If you’re a vat registered trader that has got to pay vat as soon as you issue a vat invoice then you can go for vat cash accounting scheme to delay your vat payments. Under this scheme you will have to pay vat only after your customers have paid against your vat invoice.
Under regular vat accounting, you will have to pay vat in the next vat return regardless of whether your client has cleared payment of your vat invoice vatvalidation. This is also true in case your business compels you to issue credit invoices most of the time. In such a case you would end up paying the vat amounts even in case your client fails to make any payment whatsoever. Thus, you would end up paying vat even on your bad debts.
If you are a trader in Britain then you may easily shift to the cash accounting scheme in vat that is offered by HM Revenue and Customs department or hmrc vat department. You will however be eligible for a this scheme only if your estimated taxable sales in the next year aren’t more than ?1.35 million continue. You will also have to exit the scheme once your taxable sales touch ?1.6 million. You could also have the ability to make use of the cash accounting scheme along with other vat schemes such as the annual accounting scheme.
It is possible to shift to this scheme even without informing the hmrc vat department provided you are doing so at the start of any vat accounting period. You may however need to separate these invoices from your earlier vat invoices that you’d have issued under the standard vat accounting scheme. There are many benefits and drawbacks while opting for the cash accounting scheme. The advantages are that when your customers pay you only after a few days, weeks or months then you need to pay vat only after receiving payments from those clients. It’s also possible to remain safe in case any client fails to make payments.
The cons to this scheme are that you will have to maintain specific payment records of most your clients including providing additional evidence in the form of bank statements whenever required by hmrc. Additionally, you will have the ability to reclaim vat on any purchases only once you have paid your supplier. Just in case you decide to shift over to standard vat accounting then you will also have to account for all pending vat amounts including any money owed. Additionally, you will be barred from using vat cash accounting scheme by hmrc if you happen to end up making mistakes in vat calculations, get convicted in a vat offence or get penalized for vat evasion. When you do leave the scheme then you will have to account for all pending vat within the next Six months.

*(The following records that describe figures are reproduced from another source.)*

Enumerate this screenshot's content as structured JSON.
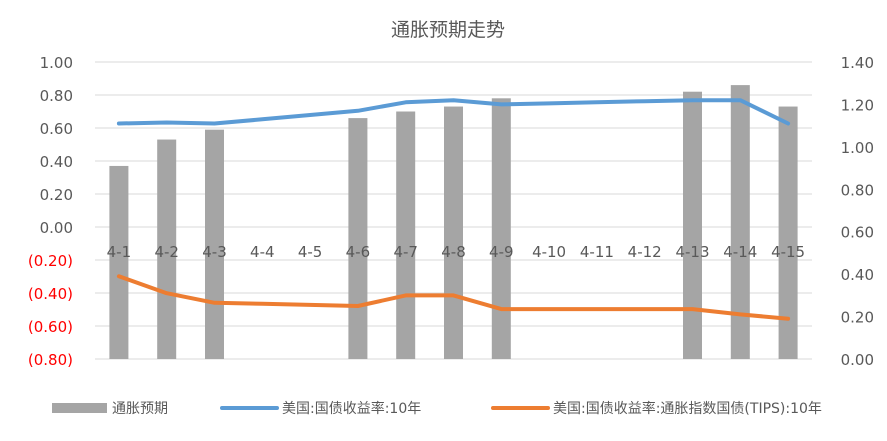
{
  "chart_data": {
    "type": "bar",
    "title": "通胀预期走势",
    "categories": [
      "4-1",
      "4-2",
      "4-3",
      "4-4",
      "4-5",
      "4-6",
      "4-7",
      "4-8",
      "4-9",
      "4-10",
      "4-11",
      "4-12",
      "4-13",
      "4-14",
      "4-15"
    ],
    "left_axis": {
      "ylim": [
        -0.8,
        1.0
      ],
      "ticks": [
        1.0,
        0.8,
        0.6,
        0.4,
        0.2,
        0.0,
        -0.2,
        -0.4,
        -0.6,
        -0.8
      ],
      "tick_labels": [
        "1.00",
        "0.80",
        "0.60",
        "0.40",
        "0.20",
        "0.00",
        "(0.20)",
        "(0.40)",
        "(0.60)",
        "(0.80)"
      ],
      "negative_label_color": "#ff0000"
    },
    "right_axis": {
      "ylim": [
        0.0,
        1.4
      ],
      "ticks": [
        1.4,
        1.2,
        1.0,
        0.8,
        0.6,
        0.4,
        0.2,
        0.0
      ],
      "tick_labels": [
        "1.40",
        "1.20",
        "1.00",
        "0.80",
        "0.60",
        "0.40",
        "0.20",
        "0.00"
      ]
    },
    "series": [
      {
        "name": "通胀预期",
        "type": "bar",
        "axis": "left",
        "color": "#a5a5a5",
        "bar_base": -0.8,
        "values": [
          0.37,
          0.53,
          0.59,
          null,
          null,
          0.66,
          0.7,
          0.73,
          0.78,
          null,
          null,
          null,
          0.82,
          0.86,
          0.73
        ]
      },
      {
        "name": "美国:国债收益率:10年",
        "type": "line",
        "axis": "right",
        "color": "#5b9bd5",
        "values": [
          1.11,
          1.115,
          1.11,
          1.13,
          1.15,
          1.17,
          1.21,
          1.22,
          1.2,
          1.205,
          1.21,
          1.215,
          1.22,
          1.22,
          1.11
        ]
      },
      {
        "name": "美国:国债收益率:通胀指数国债(TIPS):10年",
        "type": "line",
        "axis": "right",
        "color": "#ed7d31",
        "values": [
          0.39,
          0.31,
          0.265,
          0.26,
          0.255,
          0.25,
          0.3,
          0.3,
          0.235,
          0.235,
          0.235,
          0.235,
          0.235,
          0.21,
          0.19
        ]
      }
    ],
    "grid": true,
    "legend_position": "bottom"
  }
}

If you’re a vat registered trader that sells goods or services mainly on credit but buys them against cash bills then the cash accounting scheme might be well suited for you. You could possibly not pay vat on bad debts and may only have to pay vat whenever your clients pay you. However, you should check with your vat agent and understand all advantages and disadvantages about the vat cash accounting scheme before you go for such a scheme.